Food and beverage trends have been battling it out for supremacy in a buzzing, often crowded food and beverage market.
In 2025 we saw body positivity versus weight loss, luxury versus rustic, plant-based versus animal based, and limited edition versus nostalgia.
Discover the 2025 winners here.
But which trends will go head-to-head in 2026?
Read on to find out...
Protein vs Fibre
We’re kicking things off with two of the biggest trends in food and beverage - protein and fibre.
Both giants of the food and beverage world, protein and fibre look set to face off against each other in 2026, as shifting consumer priorities, the rise of GLP‑1 medications, and retail‑driven product innovation push these two prized nutrients into direct competition.
Protein has proven itself a consumer favourite over the past five years, but recently the question “is fibre the new protein?” has been asked time and time and time again. Could 2026 be the year that the answer is yes?
Datassential analysts certainly think so. The industry insight specialist is reporting that fibre is poised to overtake protein as the dominant health trend due to growing interest in gut health and GLP‑1‑aligned satiety benefits, while food and drink forecasts highlight “fibermaxxing” as one of the year’s biggest movements.
But things are far from over for protein. It remains essential to consumers seeking muscle maintenance, metabolic support, and high‑satiety foods and beverages.
The consumer shift back towards animal-based products is also helping to boost the megatrend that is a high-protein diet.
So, will fibre continue its meteoric rise, will protein remain dominant, or will both become must-have nutrients?
GLP-1s vs Satiety-Boosting Foods
We’re following up with another defining tension, shaping the food and beverage landscape in 2026 - GLP‑1 medications versus satiety‑boosting foods.
As the use of GLP‑1 weight‑loss drugs accelerates, they’re fundamentally reshaping consumer appetites, suppressing hunger, shrinking portion sizes and reducing overall food intake. This shift is steering eating behaviours away from traditional satiety cues and towards a medicated, appetite‑dampened model of consumption.
Research shows GLP‑1 users are cutting back on sugar and carbohydrate‑heavy foods and often eating far less overall, which is prompting manufacturers to rethink formats, reformulate recipes and develop dedicated GLP‑1‑aligned product lines built around smaller portions and reduced calorie density. In this scenario, food becomes something to be managed, not something relied upon for fullness.

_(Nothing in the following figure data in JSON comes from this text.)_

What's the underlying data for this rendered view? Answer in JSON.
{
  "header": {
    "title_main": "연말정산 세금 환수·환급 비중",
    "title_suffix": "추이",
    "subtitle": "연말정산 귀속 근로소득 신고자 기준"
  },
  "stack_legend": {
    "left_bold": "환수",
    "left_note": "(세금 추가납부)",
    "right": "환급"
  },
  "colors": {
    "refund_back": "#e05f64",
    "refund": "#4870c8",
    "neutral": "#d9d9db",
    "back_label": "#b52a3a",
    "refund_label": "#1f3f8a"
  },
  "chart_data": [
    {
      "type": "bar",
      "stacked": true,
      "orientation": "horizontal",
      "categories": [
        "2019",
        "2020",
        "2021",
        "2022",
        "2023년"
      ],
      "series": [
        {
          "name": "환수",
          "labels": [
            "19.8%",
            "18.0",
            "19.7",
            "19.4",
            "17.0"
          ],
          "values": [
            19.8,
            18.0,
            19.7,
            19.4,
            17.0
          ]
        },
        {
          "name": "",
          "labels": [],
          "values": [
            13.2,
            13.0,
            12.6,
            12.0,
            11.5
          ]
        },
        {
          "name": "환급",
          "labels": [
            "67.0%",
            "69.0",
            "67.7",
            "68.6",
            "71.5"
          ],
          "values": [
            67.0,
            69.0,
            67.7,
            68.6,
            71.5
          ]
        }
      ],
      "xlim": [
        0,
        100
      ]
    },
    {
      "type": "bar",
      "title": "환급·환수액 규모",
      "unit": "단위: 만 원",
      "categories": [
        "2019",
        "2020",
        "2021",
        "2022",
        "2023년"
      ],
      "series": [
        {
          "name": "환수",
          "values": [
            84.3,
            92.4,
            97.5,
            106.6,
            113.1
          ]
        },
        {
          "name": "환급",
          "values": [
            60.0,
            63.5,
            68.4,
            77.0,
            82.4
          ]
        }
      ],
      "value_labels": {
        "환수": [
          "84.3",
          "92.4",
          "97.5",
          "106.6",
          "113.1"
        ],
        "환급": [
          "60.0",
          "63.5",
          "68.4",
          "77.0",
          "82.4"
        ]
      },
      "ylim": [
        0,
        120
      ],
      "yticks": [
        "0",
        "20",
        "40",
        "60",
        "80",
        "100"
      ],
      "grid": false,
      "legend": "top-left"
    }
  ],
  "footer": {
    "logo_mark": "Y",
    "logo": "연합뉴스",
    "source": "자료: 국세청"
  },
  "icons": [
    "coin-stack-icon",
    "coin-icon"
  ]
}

Satiety‑boosting foods sit on the opposite side of this trend. Their entire purpose is to make people feel full naturally, through nutrient density, fibre, protein and digestive support.
Industry analysts note that satiety‑focused innovation is expanding, driven by consumers who want reassurance from the food itself, not from pharmaceuticals. These products rely on the very mechanisms GLP‑1 drugs override - appetite, hunger signalling and the body’s natural ability to recognise when it’s satisfied.
This puts the two trends in direct conflict. GLP‑1s reduce the need for fullness from food, while satiety‑boosting foods attempt to provide it. One pushes consumption downward, the other encourages more intentional, nutrient‑dense eating.
As a result, the market is being pulled in two different directions - medical appetite suppression on one side, and food‑centric fullness on the other.
In 2026, the question isn’t how these trends support one another - they don’t. It’s how the industry will navigate a landscape where pharmaceuticals and satiety‑driven foods are competing to define the future of “feeling full”.
Functional vs Clean Label
Finally, but potentially most contentious of all - functional foods and beverages versus clean label.
Consumers are increasingly drawn to products that don’t just taste good but do good too, with gut health, cognitive support, and longevity some of the most sought-after benefits.
And brands are responding with foods and beverages fortified with probiotics, adaptogens, nootropics, and protein, to name but a few, pushing functional nutrition into the everyday.
There’s just one problem with functional foods and beverages. They often fail to conform to another major consumer trend - clean label.
But as functionality climbs, the clean‑label movement is tightening its grip - and they’re pulling in opposite directions.
Clean label has evolved from a simple preference for “no nasties” into a broader cultural expectation for short, recognisable ingredient lists, and minimal processing, something fortified functional foods and beverages can’t provide.
In 2026, brands face mounting pressure to choose which value to prioritise, because trying to satisfy both often results in compromise that convinces no one. The questions is, will they pick the one consumers value most?
Which of these trends will be crowned the winners?
All will be revealed in December 2026.